Insomma, per negare il risarcimento, l’impresa deve:  
  1. disporre di risultanze istruttorie adeguate a sostenere la propria posizione, in deroga all’articolo 2697 c.c.; 
  2. rendere espresse tali risultanze nell’ambito della specifica illustrazione al richiedente dei “motivi per i quali non ritiene di fare offerta”, così come del resto espressamente previsto dall’articolo 148 del Codice delle Assicurazioni.   
Quando il diniego è fondato su elementi concreti, dice l’Autorità, “la loro chiara ostensione può contribuire al convincimento del danneggiato evitando un inutile contenzioso”. Altrimenti, rischia di tradursi in un espediente dilatorio e, comunque, pregiudizievole per le ragioni (di corretta informativa, anche ex articolo 183 del Codice) del richiedente.  
Di qui la formale richiesta a tutte le imprese attive nel ramo RCA di verificare, anche attraverso le risultanze emergenti dalla analisi dei reclami, “la sussistenza delle descritte criticità nei processi liquidativi e, ove necessario, rivedere i processi” per garantire la comunicazione al danneggiato degli specifici motivi del diniego di risarcimento, facendo sì “che i testi delle comunicazioni indichino dettagliatamente gli elementi di incoerenza fra i fatti denunciati e quelli accertati dall’impresa e citino gli atti o i fatti alla base del rigetto dell’offerta” (il tutto entro il 30 aprile 2017).
Se l’onere istruttorio incombe sulla compagnia, deve concludersi che la cooperazione dell’assicurato (preteso danneggiante/responsabile) è indispensabile al fine di consentire all’impresa di utilmente interloquire con il danneggiato, verificarne le ragioni ed eventualmente confutarle in modo specifico in sede di diniego.
Torna dunque di straordinaria attualità il tema della centralità della denuncia di sinistro alla propria impresa, resa obbligatoria dall’articolo 143 del Codice delle Assicurazioni per tutti i conducenti dei veicoli coinvolti (o, se persone diverse, per i rispettivi proprietari), anche qualora non responsabili ed anche laddove non interessati né a chiedere danni né ad attivare la propria copertura di RCA. 
È appena il caso di notare come l’omissione dell’obbligo di denuncia può condurre alla perdita totale/parziale della garanzia assicurativa (il che equivale a dire, nelle assicurazioni della RC, la perdita del diritto a essere manlevato dalla compagnia, con conseguente applicazione, nel comparto auto, dell’istituto della rivalsa previsto dall’articolo 144 del Codice). 
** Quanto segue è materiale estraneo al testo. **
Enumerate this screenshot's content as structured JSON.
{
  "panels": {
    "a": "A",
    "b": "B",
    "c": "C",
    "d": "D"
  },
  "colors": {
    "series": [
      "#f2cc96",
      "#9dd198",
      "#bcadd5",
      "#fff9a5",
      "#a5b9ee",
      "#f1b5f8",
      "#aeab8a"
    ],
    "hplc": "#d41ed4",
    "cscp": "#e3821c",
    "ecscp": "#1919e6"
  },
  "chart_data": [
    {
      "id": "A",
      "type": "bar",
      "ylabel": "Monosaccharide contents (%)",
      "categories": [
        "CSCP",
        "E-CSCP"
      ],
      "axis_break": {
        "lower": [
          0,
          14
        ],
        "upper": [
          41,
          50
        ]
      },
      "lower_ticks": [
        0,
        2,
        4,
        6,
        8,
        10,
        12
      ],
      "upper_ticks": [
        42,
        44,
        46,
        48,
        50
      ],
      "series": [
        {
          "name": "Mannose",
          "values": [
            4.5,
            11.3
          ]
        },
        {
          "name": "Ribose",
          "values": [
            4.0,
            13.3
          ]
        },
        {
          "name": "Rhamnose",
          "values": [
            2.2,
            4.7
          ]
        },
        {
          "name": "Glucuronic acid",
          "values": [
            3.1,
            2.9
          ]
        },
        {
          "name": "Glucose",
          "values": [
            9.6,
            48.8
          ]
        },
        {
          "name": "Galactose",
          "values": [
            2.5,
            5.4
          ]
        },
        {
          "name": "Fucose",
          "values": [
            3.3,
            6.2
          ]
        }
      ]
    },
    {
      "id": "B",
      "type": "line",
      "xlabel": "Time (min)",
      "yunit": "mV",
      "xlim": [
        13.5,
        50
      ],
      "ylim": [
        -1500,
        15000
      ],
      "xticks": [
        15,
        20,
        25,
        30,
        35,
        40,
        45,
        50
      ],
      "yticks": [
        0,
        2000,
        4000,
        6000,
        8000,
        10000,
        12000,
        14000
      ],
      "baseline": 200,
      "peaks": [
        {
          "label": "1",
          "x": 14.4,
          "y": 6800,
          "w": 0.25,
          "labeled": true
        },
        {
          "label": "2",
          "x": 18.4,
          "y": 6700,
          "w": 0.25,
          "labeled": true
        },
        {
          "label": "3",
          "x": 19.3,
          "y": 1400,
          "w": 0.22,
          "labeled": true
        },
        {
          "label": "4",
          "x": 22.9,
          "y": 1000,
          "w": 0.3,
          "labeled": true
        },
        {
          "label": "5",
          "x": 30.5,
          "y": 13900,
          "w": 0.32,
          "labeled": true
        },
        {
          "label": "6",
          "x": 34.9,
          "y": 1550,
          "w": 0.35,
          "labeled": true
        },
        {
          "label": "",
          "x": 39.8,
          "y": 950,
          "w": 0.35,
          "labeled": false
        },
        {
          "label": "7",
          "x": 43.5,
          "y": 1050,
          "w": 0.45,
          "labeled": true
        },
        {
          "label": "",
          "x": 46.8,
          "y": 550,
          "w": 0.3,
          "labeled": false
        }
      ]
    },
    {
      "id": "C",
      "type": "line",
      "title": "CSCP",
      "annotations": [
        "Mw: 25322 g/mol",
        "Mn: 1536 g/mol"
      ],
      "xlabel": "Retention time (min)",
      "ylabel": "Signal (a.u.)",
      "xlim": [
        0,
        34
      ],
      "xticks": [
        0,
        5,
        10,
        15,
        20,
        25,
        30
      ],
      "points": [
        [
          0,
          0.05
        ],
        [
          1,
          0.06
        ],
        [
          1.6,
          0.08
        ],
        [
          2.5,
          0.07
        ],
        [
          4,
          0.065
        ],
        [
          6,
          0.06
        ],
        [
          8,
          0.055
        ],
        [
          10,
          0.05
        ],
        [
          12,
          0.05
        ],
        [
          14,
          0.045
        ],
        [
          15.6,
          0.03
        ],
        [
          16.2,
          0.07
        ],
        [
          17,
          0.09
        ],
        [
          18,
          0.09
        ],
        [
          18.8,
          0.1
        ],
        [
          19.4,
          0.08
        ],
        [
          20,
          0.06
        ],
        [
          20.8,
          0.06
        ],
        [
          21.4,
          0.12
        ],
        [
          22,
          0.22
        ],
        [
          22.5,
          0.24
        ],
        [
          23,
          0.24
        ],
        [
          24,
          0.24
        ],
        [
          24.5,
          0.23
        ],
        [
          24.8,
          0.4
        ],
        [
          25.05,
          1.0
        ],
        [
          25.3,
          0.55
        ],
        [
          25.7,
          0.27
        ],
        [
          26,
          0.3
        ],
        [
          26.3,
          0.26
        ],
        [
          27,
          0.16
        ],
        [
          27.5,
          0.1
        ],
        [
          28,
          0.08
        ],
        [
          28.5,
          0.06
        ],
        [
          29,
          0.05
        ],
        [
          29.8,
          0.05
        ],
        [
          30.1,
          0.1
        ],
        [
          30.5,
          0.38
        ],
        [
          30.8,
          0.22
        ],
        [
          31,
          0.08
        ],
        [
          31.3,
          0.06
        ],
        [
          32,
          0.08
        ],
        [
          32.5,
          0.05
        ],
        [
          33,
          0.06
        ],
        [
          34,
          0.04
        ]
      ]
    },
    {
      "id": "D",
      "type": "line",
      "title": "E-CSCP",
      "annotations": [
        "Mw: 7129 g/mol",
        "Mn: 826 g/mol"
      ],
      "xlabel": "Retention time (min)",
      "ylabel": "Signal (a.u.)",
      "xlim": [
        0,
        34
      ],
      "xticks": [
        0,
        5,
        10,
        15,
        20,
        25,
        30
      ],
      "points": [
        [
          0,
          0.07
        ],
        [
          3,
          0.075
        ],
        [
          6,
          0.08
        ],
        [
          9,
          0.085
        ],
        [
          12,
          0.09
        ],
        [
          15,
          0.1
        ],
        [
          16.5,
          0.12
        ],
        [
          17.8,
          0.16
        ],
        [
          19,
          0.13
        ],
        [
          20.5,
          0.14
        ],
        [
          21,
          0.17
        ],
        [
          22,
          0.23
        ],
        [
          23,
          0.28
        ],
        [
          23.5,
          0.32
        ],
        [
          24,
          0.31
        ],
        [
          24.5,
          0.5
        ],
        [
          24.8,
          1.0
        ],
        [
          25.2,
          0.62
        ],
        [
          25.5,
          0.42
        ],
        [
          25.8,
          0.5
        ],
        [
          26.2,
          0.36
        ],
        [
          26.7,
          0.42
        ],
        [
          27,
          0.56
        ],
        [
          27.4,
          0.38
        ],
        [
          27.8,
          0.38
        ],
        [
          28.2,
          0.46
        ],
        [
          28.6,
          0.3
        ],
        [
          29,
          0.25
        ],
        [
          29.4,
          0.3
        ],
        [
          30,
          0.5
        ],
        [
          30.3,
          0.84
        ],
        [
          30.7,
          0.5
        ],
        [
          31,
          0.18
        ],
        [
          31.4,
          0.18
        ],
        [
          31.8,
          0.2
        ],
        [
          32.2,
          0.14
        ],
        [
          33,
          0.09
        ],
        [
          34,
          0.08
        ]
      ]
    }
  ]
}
È dunque ben possibile che, a tutela del mercato, l’Autorità possa in un futuro pretendere, quale bilanciamento del rigore espresso in quest’ultima presa di posizione, una miglior attivazione delle compagnie nei confronti dei propri assicurati, anche facendo leva su quei meccanismi di denunzia/rivalsa che, a quanto risulta in concreto, sembrano oggi totalmente disapplicati.
Se è vero, come è vero, che è possibile ritrovare nell’articolo 148, comma 9 l’ulteriore fondamento normativo dell’impostazione seguita da IVASS nella sua lettera al mercato, è altrettanto vero che tale disposizione alberga soltanto nel corpo della norma dedicata alla procedura ordinaria di liquidazione stragiudiziale del danno da sinistro stradale. Non esistono disposizioni equivalenti nel settore dell’indennizzo diretto. Anzi, a voler ben vedere, i due diversi ambiti operativi (articolo 148 del Codice delle Assicurazioni da un lato, e DPR 254 del 2006, dall’altro) disegnano procedure niente affatto coincidenti. È dunque prevedibile che, sul punto, IVASS tornerà a pronunciarsi, chiarendo se, con quella Lettera al mercato, intendeva riferirsi solo, ai sinistri gestiti in regime ordinario ex articolo 148 del Codice.